1. Field of the Invention
The present invention relates to an image pickup optical system, and is suitable for an image pickup apparatus, for example, such as a camera for silver-salt film, digital still camera, video camera, or the like.
2. Description of the Related Art
There has been demand that, of image pickup apparatuses such as digital still cameras, film cameras, and so forth, image pickup optical systems employed for single-lens reflex cameras have long back focus with a wide field angle.
A retrofocus-type image pickup optical system has been known as an image pickup optical system having long back focus with a wide field angle. With this retrofocus-type image pickup optical system, a lens unit having overall negative refractive power is disposed at the object side. Also, a lens unit having overall positive refractive power is disposed at the image side. According to such a lens configuration, an image pickup optical system having long back focus with a wide field angle is realized.
A retrofocus-type lens with single focal length including a first lens unit having negative refractive power and a second lens unit having positive refractive power in order from the object side to the image side has been known as a retrofocus-type image pickup optical system (see Japanese Patent Laid-Open No. 9-33801, U.S. Pat. No. 6,621,645).
Also, a zoom lens including a first lens group having negative refractive power and a second lens group having positive refractive power in order from the object side to the image side has been known as a retrofocus-type image pickup optical system (see Japanese Patent Laid-Open Nos. 2001-166206 and 2005-084971).
In general, with a retrofocus-type zoom lens, the lens configuration is asymmetrical with a wide field angle, and accordingly, chromatic aberration such as chromatic aberration of magnification or the like readily occurs frequently. A retrofocus-type zoom lens wherein the chromatic aberration at this time has been corrected by employing a diffraction optical element has been known (see Japanese Patent Laid-Open Nos. 2000-147373).
Generally, a retrofocus-type image pickup optical system is made up of an asymmetric lens configuration as a whole wherein a lens unit having negative refractive power is disposed at the object side as to the aperture, and a lens unit having positive refractive power is disposed at the image side.
Also, the absolute value of the negative refractive power of the lens unit at the object side is increased so as to ensure long back focus. Therefore, occurrence of various aberrations has been apt to increase.
In particular, with a retrofocus-type image pickup optical system, an off-axis light beam passes through a position relatively distant from the optical axis with a first lens unit having negative refractive power closest to the object side, so of various aberrations, chromatic aberration of magnification readily occurs frequently.
As a method for correcting this chromatic aberration of magnification, there has been frequently employed a method for disposing a positive lens, in which high dispersion glass is employed, in a first lens unit having negative refractive power, and nearby lens units.

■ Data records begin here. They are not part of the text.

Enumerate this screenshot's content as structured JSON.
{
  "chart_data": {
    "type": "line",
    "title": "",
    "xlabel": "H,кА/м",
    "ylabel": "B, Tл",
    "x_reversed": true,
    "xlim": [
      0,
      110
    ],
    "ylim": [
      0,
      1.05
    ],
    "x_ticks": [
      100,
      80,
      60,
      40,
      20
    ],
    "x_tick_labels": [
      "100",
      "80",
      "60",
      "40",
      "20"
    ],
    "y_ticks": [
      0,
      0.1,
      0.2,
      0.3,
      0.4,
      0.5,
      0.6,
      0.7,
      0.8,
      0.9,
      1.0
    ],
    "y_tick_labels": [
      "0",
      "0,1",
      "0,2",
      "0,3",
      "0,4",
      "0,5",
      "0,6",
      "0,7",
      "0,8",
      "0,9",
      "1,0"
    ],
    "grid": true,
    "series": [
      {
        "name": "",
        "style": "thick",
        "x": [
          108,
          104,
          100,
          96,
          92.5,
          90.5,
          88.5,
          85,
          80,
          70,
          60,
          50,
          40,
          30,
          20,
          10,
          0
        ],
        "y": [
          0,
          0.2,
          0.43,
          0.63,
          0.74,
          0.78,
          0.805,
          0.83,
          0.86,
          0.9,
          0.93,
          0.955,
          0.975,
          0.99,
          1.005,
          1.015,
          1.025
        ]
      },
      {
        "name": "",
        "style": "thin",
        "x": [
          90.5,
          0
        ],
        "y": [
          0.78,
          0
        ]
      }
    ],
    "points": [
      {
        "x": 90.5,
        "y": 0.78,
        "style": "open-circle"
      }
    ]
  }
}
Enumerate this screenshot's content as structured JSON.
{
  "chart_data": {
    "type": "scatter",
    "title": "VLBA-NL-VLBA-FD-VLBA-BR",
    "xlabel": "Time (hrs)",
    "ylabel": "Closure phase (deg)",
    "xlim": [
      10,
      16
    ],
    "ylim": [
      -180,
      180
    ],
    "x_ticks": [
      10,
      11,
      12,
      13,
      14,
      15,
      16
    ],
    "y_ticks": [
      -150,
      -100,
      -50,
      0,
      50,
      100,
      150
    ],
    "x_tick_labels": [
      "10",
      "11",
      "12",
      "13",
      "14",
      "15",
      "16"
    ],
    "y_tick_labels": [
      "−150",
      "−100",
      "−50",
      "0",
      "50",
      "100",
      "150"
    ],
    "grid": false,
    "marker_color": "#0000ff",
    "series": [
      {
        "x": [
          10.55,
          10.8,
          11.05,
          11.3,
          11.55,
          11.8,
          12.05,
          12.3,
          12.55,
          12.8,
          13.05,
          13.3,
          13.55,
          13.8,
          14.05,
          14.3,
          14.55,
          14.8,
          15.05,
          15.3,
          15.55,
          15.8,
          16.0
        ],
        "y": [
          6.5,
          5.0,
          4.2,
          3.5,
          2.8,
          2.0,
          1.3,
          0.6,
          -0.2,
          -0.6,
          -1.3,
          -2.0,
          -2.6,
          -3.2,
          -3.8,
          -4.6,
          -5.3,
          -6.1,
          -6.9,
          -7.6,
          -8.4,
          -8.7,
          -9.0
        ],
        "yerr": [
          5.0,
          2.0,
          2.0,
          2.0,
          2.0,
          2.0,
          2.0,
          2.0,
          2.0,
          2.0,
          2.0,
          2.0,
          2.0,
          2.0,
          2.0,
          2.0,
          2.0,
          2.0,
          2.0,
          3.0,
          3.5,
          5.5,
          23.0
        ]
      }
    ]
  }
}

However, when attempting to correct chromatic aberration of magnification only by this positive lens, chromatic aberration of magnification in a portion having a high image height is excessively corrected. Therefore, with many retrofocus-type image pickup optical systems, in order to balance chromatic aberration of magnification in the whole screen, correction is performed so as to have undercorrection at intermediate image height and have overcorrection at the maximum image height.
On the other hand, employing a diffraction optical element in a part of the image pickup optical system enables correction of chromatic aberration to be readily performed, and an image pickup optical system having high optical performance can be readily obtained. However, even if a diffraction optical element is provided in the lens system, it is difficult to obtain an image pickup optical system having high optical performance whereby chromatic aberration can be appropriately corrected, unless the position and power thereof and the lens configuration of the overall lens system including the diffraction optical element, and so forth, are set appropriately. Also, increasing the power of a diffraction optical part making up the diffraction optical element makes the pitch of the grating portions of diffraction gratings fine.
In order to perform correction of chromatic aberration entirely by the diffraction optical element, there is a need to increase the power of the diffraction optical element. In general, it is very difficult to manufacture with precision diffraction optical elements of which the pitch of the grating portions of the diffraction gratings is fine. Therefore, in the event of correcting chromatic aberration by employing the diffraction optical element, it becomes important to appropriately set the power of the diffraction optical part, the position where the diffraction optical part is provided, the lens configuration, and so forth.
In particular, with a retrofocus-type image pickup optical system, unless these factors are set appropriately, it becomes difficult to suitably correct various aberrations such as chromatic aberration and spherical aberration to obtain high optical performance.